The Kidney project has been at it for at least 8 years. Maybe they’ll have something in 10 years. I am not optimistic about anything coming out of it soon. It’s like the Moller Skycar.
I'm glad there are still new developments and I hope something comes of it (I have known people who needed to go through dialysis). It is definitely in the realm of the high-and-lofty.
I wonder if someday technology like this will advance to a point where we can create entirely new organs that can do things that weren’t possible before.
American health insurance is allowed to refuse to pay for any treatment considered experimental so the correct question is "will anyone be able to afford it" and the answer is "not the masses not anytime this decade".
I see this argument very often in relation to various medical interventions. First off, insurance anywhere isn’t going to just pay for experimental treatment. Second, a great deal of inventions were not available to the masses at first. So should we stop inventing things? Or wait for a new worldwide socialist revolution first?
hope as much money & marketing is poured in cure, is also poured into prevention as it is better to prevent than to cure.
I believe that many types of kidney diseases are linked to metabolic syndrome. Hope media and doctors highlight this to all and sundry that eating less, moving more, keeping weight and blood sugar in control can stop disease progression.
Kidney problems can also be acute. Resulting from some kind of poisoning, out-of-control infection, or some situation where immune system attacks the body itself.
Husband of an friend of mine (~75y old at the time) got unwell during a heatwave. Kidneys gave up, resulting in blood poisoning & that was the end.
I hope for the grow-spare-from-own-body-cells method to become a practical option. That would do away with donor shortages & immune system rejection problems. Kidneys & liver would probably rank high as desired replacement organs.

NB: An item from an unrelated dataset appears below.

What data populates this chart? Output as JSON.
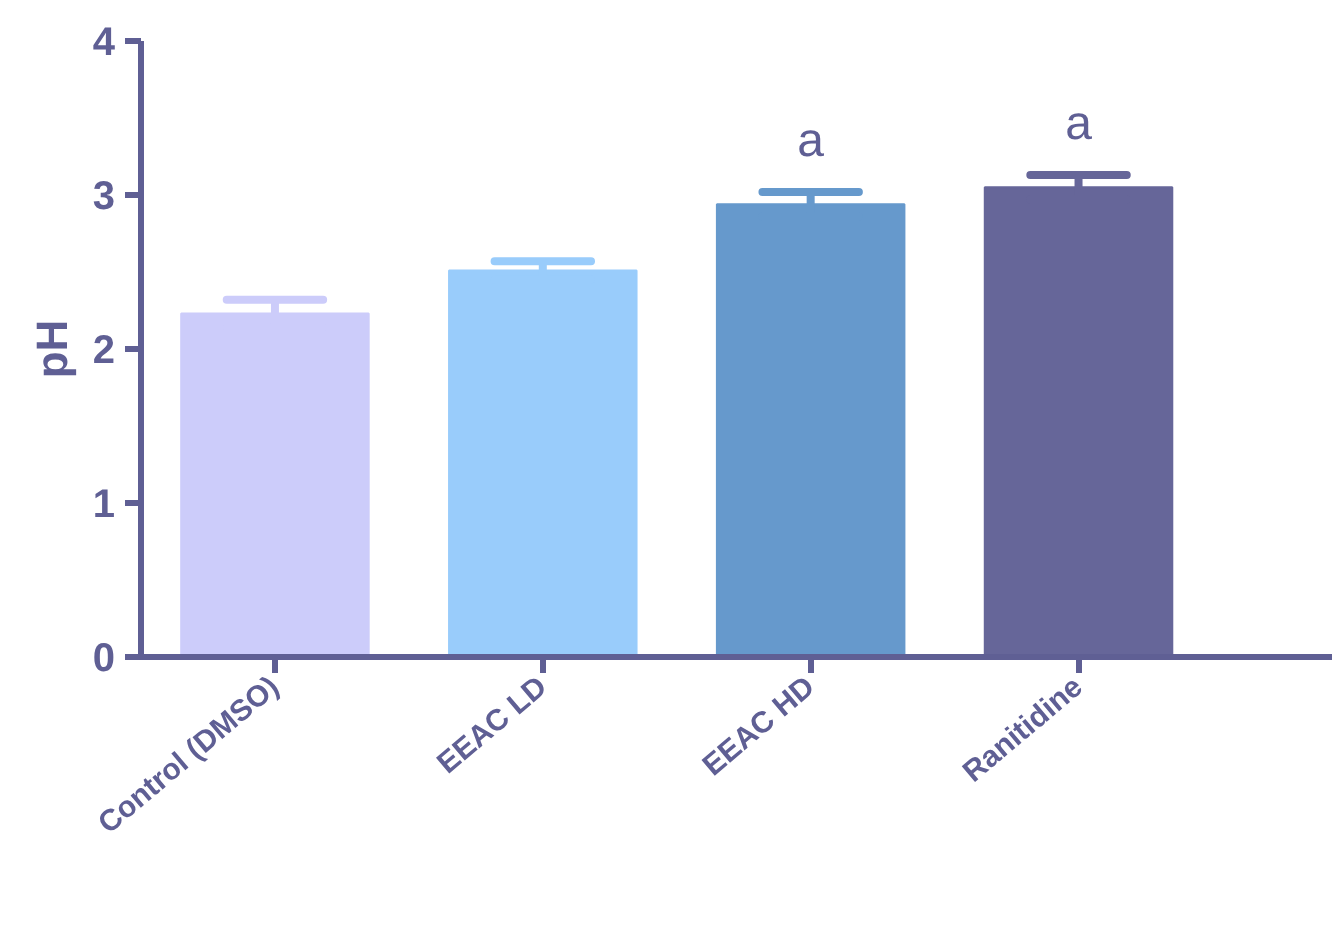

I respect what you are saying, but both people I know suffering through it are type 1, and are just struggling to stay alive in a way where they want to continue living.
I don't think there's anything bad about wondering that at all. While people generally don't die from kidney stones nowadays (although sometimes they still do), they are widely acknowledged as producing some of the most severe pain that humans can experience (sometimes they're not bad, or even painless, but when they are painful, boy howdy does it hurt).
Just speculating, I'd guess that while artificial kidneys might possibly develop stones, they wouldn't be painful, as the artificial kidney probably wouldn't be connected to the patient's nervous system.
Presumably it's just an overbroad filter responding to some random attack in the past. Either way: best not to pick it apart on this thread, which isn't about web filtering, but rather artificial kidneys.
The holy grail of transplant medicine for years has been acquired immunity, where you convince the immunesystem not to attack the transplant. Still hoping we see progress there, but this looks like a viable alternative to a donor transplant.